Peux-tu nous parler de ta série Jeunesse lyonnaise, que tu as postée sur Twitter et qui a rencontré un vif succès ?
Il y a de cela un an, dans les rues de Lyon, j’ai rencontré Molokaie. Nous avons tout de suite accroché du fait de nos idéaux politiques similaires. Molokaie avait déjà vu mon film [On ne peut plus rien dire] et appréciait le message que j’essayais de véhiculer. S’ensuit le début d’une longue collaboration qui, de fil en aiguille, m’a permis de rencontrer ses ami·e·s – qui ont 18 ans et qui avaient envie de dénoncer le manque de représentation des personnes noires. Lyon est une ville où la population bourgeoise blanche vise la gentrification de quartiers défavorisés ainsi que l’exclusion sociale de personnes racisées. En d’autres mots, cette bourgeoisie favorise l’invisibilisation des personnes racisées au travers de cette gentrification.
© Néhémie Lemal
Cette invisibilisation, cette gentrification, cette séparation sont vécues au quotidien par les modèles que je prends en photo, ainsi que par l’ensemble des personnes racisées vivant à Lyon.

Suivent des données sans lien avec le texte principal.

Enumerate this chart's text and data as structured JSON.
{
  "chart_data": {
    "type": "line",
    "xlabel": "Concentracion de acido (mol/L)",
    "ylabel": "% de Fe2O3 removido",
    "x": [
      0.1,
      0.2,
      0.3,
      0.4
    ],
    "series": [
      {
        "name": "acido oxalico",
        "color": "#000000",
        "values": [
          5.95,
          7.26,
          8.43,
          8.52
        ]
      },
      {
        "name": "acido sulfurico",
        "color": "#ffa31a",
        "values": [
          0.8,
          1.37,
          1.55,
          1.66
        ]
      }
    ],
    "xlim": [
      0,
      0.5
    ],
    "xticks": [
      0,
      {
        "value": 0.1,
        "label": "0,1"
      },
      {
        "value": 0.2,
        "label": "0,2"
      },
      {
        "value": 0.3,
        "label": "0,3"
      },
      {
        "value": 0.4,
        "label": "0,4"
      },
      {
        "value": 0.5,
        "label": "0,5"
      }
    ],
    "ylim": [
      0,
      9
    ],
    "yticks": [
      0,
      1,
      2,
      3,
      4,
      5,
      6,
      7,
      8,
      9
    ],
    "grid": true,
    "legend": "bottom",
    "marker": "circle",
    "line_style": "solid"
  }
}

On observe un des versants de cette invisibilisation lorsqu’on regarde d’un peu plus près l’exemple de la Guillotière [un quartier de Lyon, ndlr]. Les loyers augmentent, l’offre ne répond pas à la demande, le racisme sévit lors du choix des locataires et aucun politique ne semble s’emparer concrètement du sujet. En conclusion, ma vision de la jeunesse lyonnaise, c’est la jeunesse noire, la jeunesse coup de poing, celle qui n’est jamais représentée de façon positive, celle qui a la tête haute. Je voulais montrer des adolescents fiers et charismatiques.
“Je voulais montrer des adolescents fiers et charismatiques.”
Peux-tu nous en dire plus sur ton court métrage On ne peut plus rien dire ?
Quand j’ai réalisé ce court-métrage, j’étais encore étudiante à la CinéFabrique. Je laissais pour la première fois mon afro voir le jour et ça a été une claque. Je me suis prise des vagues de racisme de plein fouet, autant par des policiers que par des proches. Il y a eu une réelle rupture pour moi et j’ai compris l’importance d’exprimer mon vécu. Ce film était devenu une nécessité, un moyen de survivre. Il était nécessaire car il a fait office, dans un premier temps, de thérapie. Il m’a permis de confronter ma famille.
Dans un deuxième temps, ce film m’a permis de libérer la parole afin que mes futurs enfants n’aient pas à subir l’incompréhension à laquelle je me suis heurtée. Ce film a ouvert la porte au débat et j’espère pouvoir transmettre des clés pour que mes enfants, ainsi que les enfants des autres, puissent un jour la refermer après avoir clôturé le débat. Le but était de mettre en évidence le déni du racisme sévissant en France et la manière dont on peut le prouver, en immortalisant ce portrait familial sur pellicule.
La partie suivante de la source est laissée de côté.